The series includes a smattering of the documentaries — some short, some full-length — Brault and Jutra turned out at the Film Board. The best is 1963’s
POUR LA SUITE DU MONDE
(March 24-25), directed by Brault and Pierre Perrault, which is about how the tradition of whale fishing, abandoned early in the 20th century, was revived on the tiny island of Île-aux-Coudres. The theme is legacy, and the film spends a lot of time with old-timers whose memories and counsel become precious commodities as the new world seeks a way to reconnect with the old. The crusty, astonishingly hardy survivors resemble characters out of Renoir’s movies.

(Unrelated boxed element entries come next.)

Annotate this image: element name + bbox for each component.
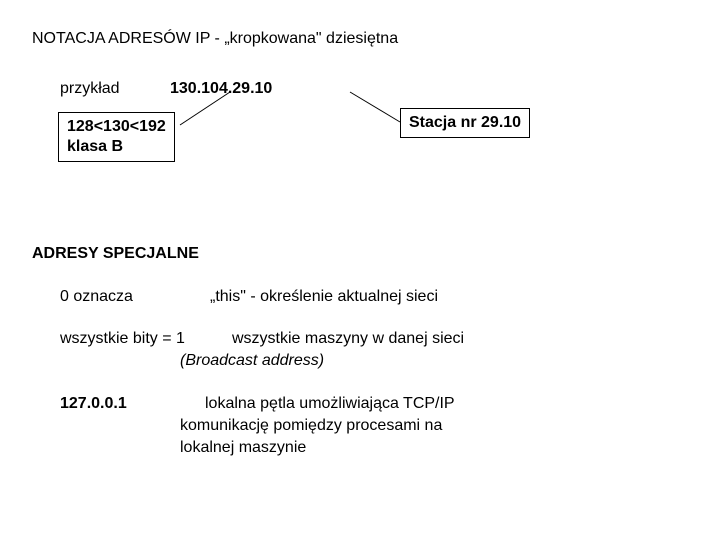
allbits-label: wszystkie bity = 1 — [60, 330, 185, 348]
loopback-line1: lokalna pętla umożliwiająca TCP/IP — [205, 395, 455, 413]
broadcast-italic: (Broadcast address) — [180, 352, 324, 370]
loopback-line2: komunikację pomiędzy procesami na — [180, 417, 442, 435]
connector-right — [0, 0, 720, 200]
loopback-line3: lokalnej maszynie — [180, 439, 306, 457]
zero-text: „this" - określenie aktualnej sieci — [210, 288, 438, 306]
connector-right-line — [350, 92, 400, 122]
loopback-ip: 127.0.0.1 — [60, 395, 127, 413]
zero-label: 0 oznacza — [60, 288, 133, 306]
allbits-text: wszystkie maszyny w danej sieci — [232, 330, 464, 348]
special-addresses-heading: ADRESY SPECJALNE — [32, 245, 199, 263]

For me, a Montreal-born Anglo who (like most Canadians) didn’t encounter the work of these gifted men until Mon oncle Antoine, the most astonishing revelations in the series are the two fiction films Brault made in the mid ’60s, “LE TEMPS PERDU|THE END OF SUMMER” (March 26-27) and
ENTRE LE MER ET L’EAU DOUCE|BETWEEN SWEET AND SALT WATER
(March 28-29). Both are gentle, allusive coming-of-age stories. “Le temps perdu,” which runs just 27 minutes, comprises the memory of a teenage girl, as she stands in the middle of a snowfall, of the last days of summer. The only available print has no English subtitles, but you won’t need them — there isn’t much dialogue, and the adolescent characters wear their feelings on their sleeves. It’s a small reverie, captured by a filmmaker with an open heart and a first-rate eye for composition. (All of the Brault movies in this collection, and all of Jutra’s, are magnificent to look at.) Entre le mer et l’eau douce follows the adventures of a young musician (Claude Gauthier, a co-star of Les ordres) who leaves a small fishing community not unlike the one depicted in Pour la suite du monde to seek fame in Montreal. He bunks with his brother in a boarding house and takes a series of odd jobs; he finds uncomplicated romance with a waitress (Geneviève Bujold, who mesmerizes the camera) and then moves past her. It’s an unexpectedly poignant little picture. The reunion between Gauthier and Bujold, after he’s become a success, may remind you of the final tête-à-tête between the lovers in Jacques Demy’s Les parapluies de Cherbourg|The Umbrellas of Cherbourg.
Entre le mer et l’eau douce is the kind of small, personal film that hardly anyone makes any more. So is Jutra’s À tout prendre, but it’s much quirkier. Jutra had absorbed the influences of the French New Wave directors, and this film, released in 1964, was his way of keeping faith with them, though a Québecois version of the New Wave has a different feel — it’s more modest, folksier. Jutra, a terrific actor, plays the hero, Claude, whose sexual life is the film’s main focus. (One of the women he sleeps with is played by Monique Mercure, who became one of the most distinguished actresses in Quebec. The chance to see Mercure and Bujold — the first French-Canadian performer to become famous outside Quebec — in the first bloom of their career is an additional pleasure of this series.)